Background
Certified Construction filed suit in the Circuit Court of the First Circuit of Hawaii (Case No. 1CCV-24-0001317) against Andrew T. Kawano in his capacity as Procurement Officer and Director of the Department of Budget and Fiscal Services for the City and County of Honolulu. The nature of the underlying dispute concerned the city’s procurement process, though the merits were not reached on appeal.
Certified Construction filed a Notice of Appeal on September 19, 2025, bringing the matter to the Hawaii Intermediate Court of Appeals. Before the appeal was docketed, the parties negotiated a resolution and filed a Stipulation for Dismissal of the appeal on May 29, 2026.
The Court’s Holding
The court approved the parties’ stipulation and dismissed the appeal pursuant to Hawaii Rules of Appellate Procedure Rule 42(a), which authorizes dismissal by stipulation before an appeal has been docketed. The court confirmed that the stipulation was properly dated and signed by counsel for all parties.
Each party was ordered to bear its own attorneys’ fees and costs on appeal, consistent with the terms of the stipulation. The panel — Presiding Judge Hiraoka and Associate Judges Wadsworth and Guidry — entered the order on June 18, 2026. The opinion is designated not for publication in West’s Hawai’i Reports and Pacific Reporter.
Key Takeaways
- The appeal was voluntarily dismissed by stipulation before docketing, so no merits ruling was issued on the underlying procurement dispute.

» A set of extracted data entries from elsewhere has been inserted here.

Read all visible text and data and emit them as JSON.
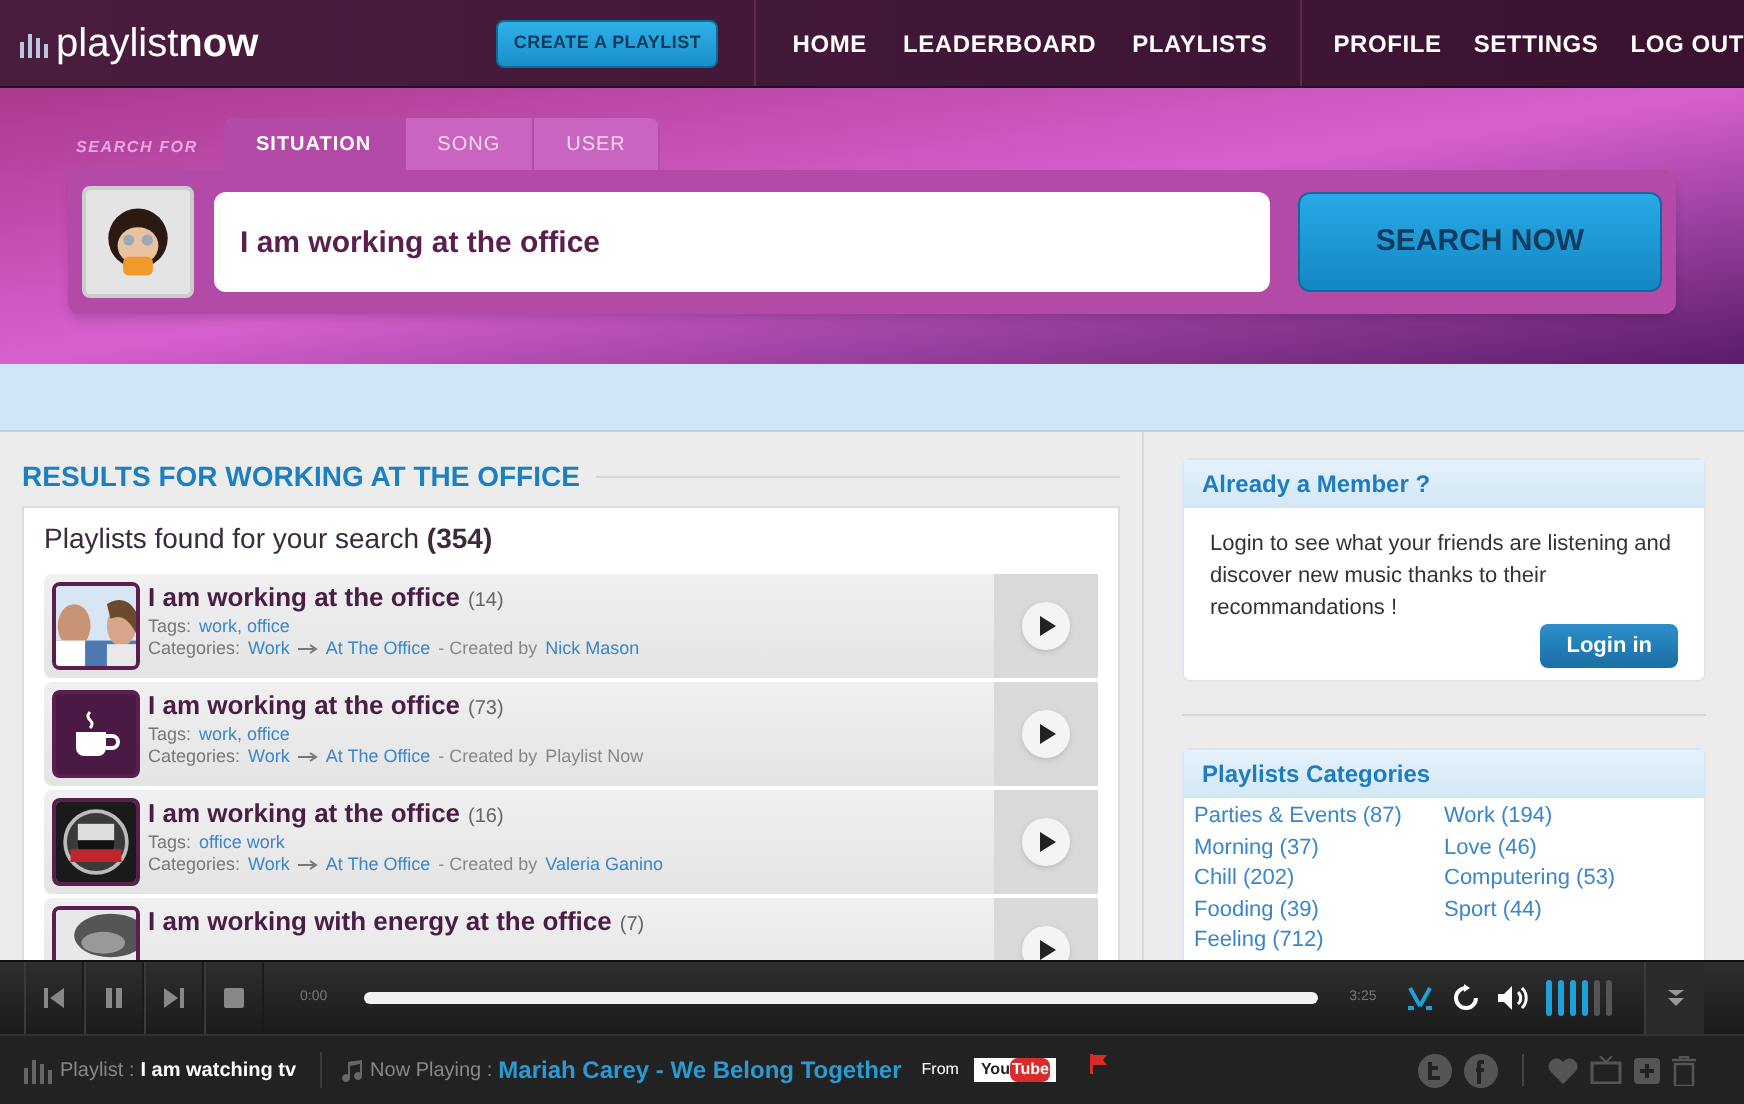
{
  "header": {
    "logo": {
      "light": "playlist",
      "bold": "now"
    },
    "create_button": "CREATE A PLAYLIST",
    "nav": [
      "HOME",
      "LEADERBOARD",
      "PLAYLISTS"
    ],
    "user_nav": [
      "PROFILE",
      "SETTINGS",
      "LOG OUT"
    ]
  },
  "search": {
    "label": "SEARCH FOR",
    "tabs": [
      {
        "label": "SITUATION",
        "selected": true
      },
      {
        "label": "SONG",
        "selected": false
      },
      {
        "label": "USER",
        "selected": false
      }
    ],
    "value": "I am working at the office",
    "button": "SEARCH NOW"
  },
  "results": {
    "heading": "RESULTS FOR WORKING AT THE OFFICE",
    "summary": "Playlists found for your search **(354)**",
    "rows": [
      {
        "kind": "picture",
        "title": "I am working at the office",
        "count": "(14)",
        "tags_label": "Tags:",
        "tags": "work, office",
        "categories_label": "Categories:",
        "categories": [
          "Work",
          "At The Office"
        ],
        "created_label": "- Created by",
        "creator": {
          "name": "Nick Mason",
          "linked": true
        }
      },
      {
        "kind": "icon",
        "title": "I am working at the office",
        "count": "(73)",
        "tags_label": "Tags:",
        "tags": "work, office",
        "categories_label": "Categories:",
        "categories": [
          "Work",
          "At The Office"
        ],
        "created_label": "- Created by",
        "creator": {
          "name": "Playlist Now",
          "linked": false
        }
      },
      {
        "kind": "picture",
        "title": "I am working at the office",
        "count": "(16)",
        "tags_label": "Tags:",
        "tags": "office work",
        "categories_label": "Categories:",
        "categories": [
          "Work",
          "At The Office"
        ],
        "created_label": "- Created by",
        "creator": {
          "name": "Valeria Ganino",
          "linked": true
        }
      },
      {
        "kind": "picture",
        "title": "I am working with energy at the office",
        "count": "(7)"
      }
    ]
  },
  "member": {
    "title": "Already a Member ?",
    "text": "Login to see what your friends are listening and discover new music thanks to their recommandations !",
    "button": "Login in"
  },
  "categories": {
    "title": "Playlists Categories",
    "columns": [
      [
        "Parties & Events (87)",
        "Morning (37)",
        "Chill (202)",
        "Fooding (39)",
        "Feeling (712)"
      ],
      [
        "Work (194)",
        "Love (46)",
        "Computering (53)",
        "Sport (44)"
      ]
    ]
  },
  "player": {
    "elapsed": "0:00",
    "duration": "3:25",
    "volume": {
      "level": 0.67
    }
  },
  "status": {
    "playlist_label": "Playlist :",
    "playlist": "I am watching tv",
    "now_label": "Now Playing :",
    "now": "Mariah Carey - We Belong Together",
    "from_label": "From",
    "source": {
      "a": "You",
      "b": "Tube"
    }
  }
}
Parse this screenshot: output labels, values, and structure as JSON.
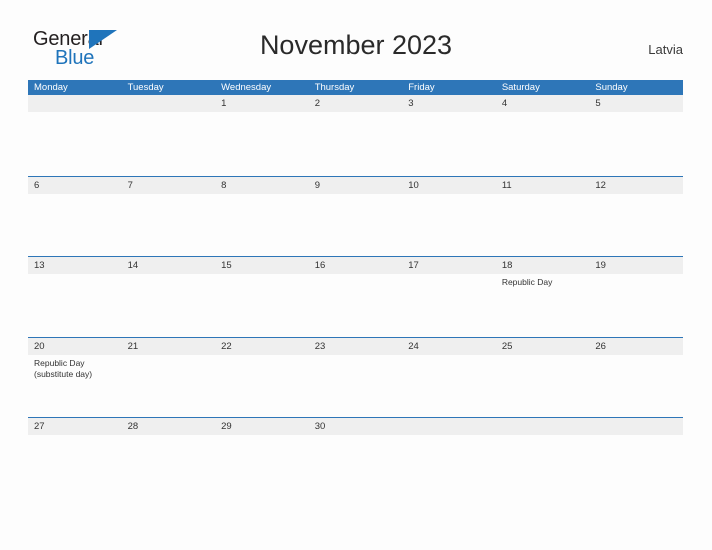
{
  "brand": {
    "name_part1": "General",
    "name_part2": "Blue",
    "color_dark": "#231f20",
    "color_blue": "#1f74bb",
    "flag_icon": "triangle-flag-icon"
  },
  "header": {
    "title": "November 2023",
    "region": "Latvia"
  },
  "theme": {
    "header_bar": "#2e76b8",
    "daynum_band": "#efefef",
    "page_background": "#fdfdfd",
    "rule_color": "#2e76b8"
  },
  "calendar": {
    "month": "November",
    "year": "2023",
    "weekday_headers": [
      "Monday",
      "Tuesday",
      "Wednesday",
      "Thursday",
      "Friday",
      "Saturday",
      "Sunday"
    ],
    "weeks": [
      {
        "days": [
          {
            "number": "",
            "events": []
          },
          {
            "number": "",
            "events": []
          },
          {
            "number": "1",
            "events": []
          },
          {
            "number": "2",
            "events": []
          },
          {
            "number": "3",
            "events": []
          },
          {
            "number": "4",
            "events": []
          },
          {
            "number": "5",
            "events": []
          }
        ]
      },
      {
        "days": [
          {
            "number": "6",
            "events": []
          },
          {
            "number": "7",
            "events": []
          },
          {
            "number": "8",
            "events": []
          },
          {
            "number": "9",
            "events": []
          },
          {
            "number": "10",
            "events": []
          },
          {
            "number": "11",
            "events": []
          },
          {
            "number": "12",
            "events": []
          }
        ]
      },
      {
        "days": [
          {
            "number": "13",
            "events": []
          },
          {
            "number": "14",
            "events": []
          },
          {
            "number": "15",
            "events": []
          },
          {
            "number": "16",
            "events": []
          },
          {
            "number": "17",
            "events": []
          },
          {
            "number": "18",
            "events": [
              "Republic Day"
            ]
          },
          {
            "number": "19",
            "events": []
          }
        ]
      },
      {
        "days": [
          {
            "number": "20",
            "events": [
              "Republic Day",
              "(substitute day)"
            ]
          },
          {
            "number": "21",
            "events": []
          },
          {
            "number": "22",
            "events": []
          },
          {
            "number": "23",
            "events": []
          },
          {
            "number": "24",
            "events": []
          },
          {
            "number": "25",
            "events": []
          },
          {
            "number": "26",
            "events": []
          }
        ]
      },
      {
        "days": [
          {
            "number": "27",
            "events": []
          },
          {
            "number": "28",
            "events": []
          },
          {
            "number": "29",
            "events": []
          },
          {
            "number": "30",
            "events": []
          },
          {
            "number": "",
            "events": []
          },
          {
            "number": "",
            "events": []
          },
          {
            "number": "",
            "events": []
          }
        ]
      }
    ]
  }
}
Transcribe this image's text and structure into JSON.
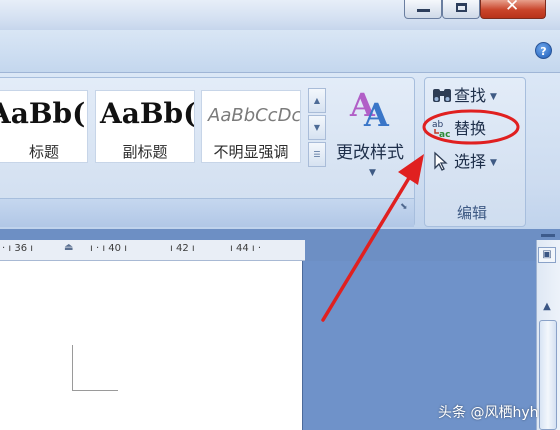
{
  "window": {
    "controls": [
      "minimize",
      "maximize",
      "close"
    ],
    "help_icon": "help-icon"
  },
  "ribbon": {
    "styles_gallery": [
      {
        "sample": "AaBb(",
        "name": "标题"
      },
      {
        "sample": "AaBb(",
        "name": "副标题"
      },
      {
        "sample": "AaBbCcDc",
        "name": "不明显强调"
      }
    ],
    "change_styles": {
      "label": "更改样式",
      "icon": "change-styles-icon"
    },
    "editing_group": {
      "label": "编辑",
      "find": {
        "label": "查找",
        "icon": "binoculars-icon"
      },
      "replace": {
        "label": "替换",
        "icon": "replace-icon"
      },
      "select": {
        "label": "选择",
        "icon": "cursor-arrow-icon"
      }
    }
  },
  "ruler": {
    "ticks": [
      "36",
      "40",
      "42",
      "44"
    ]
  },
  "annotation": {
    "highlight_color": "#e02020",
    "target": "替换"
  },
  "watermark": "头条 @风栖hyh"
}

- Hawaii Rules of Appellate Procedure Rule 42(a) permits dismissal by stipulation at the pre-docketing stage, and the court applied it here without further analysis.
- Each side bears its own fees and costs on appeal, as agreed in the stipulation.
Why It Matters
This order carries no precedential value and resolves no substantive legal question — it simply closes an appeal that the parties chose to abandon. For practitioners, it is a routine illustration of Rule 42(a) dismissals in Hawaii appellate courts, confirming that a properly signed stipulation will be approved as a matter of course when the appeal has not yet been docketed.
Contractors and government agencies involved in Honolulu procurement disputes should note that the underlying circuit court proceedings in Case No. 1CCV-24-0001317 may still have significance, depending on how that matter was resolved, but no guidance on the merits of procurement law can be drawn from this dismissal order.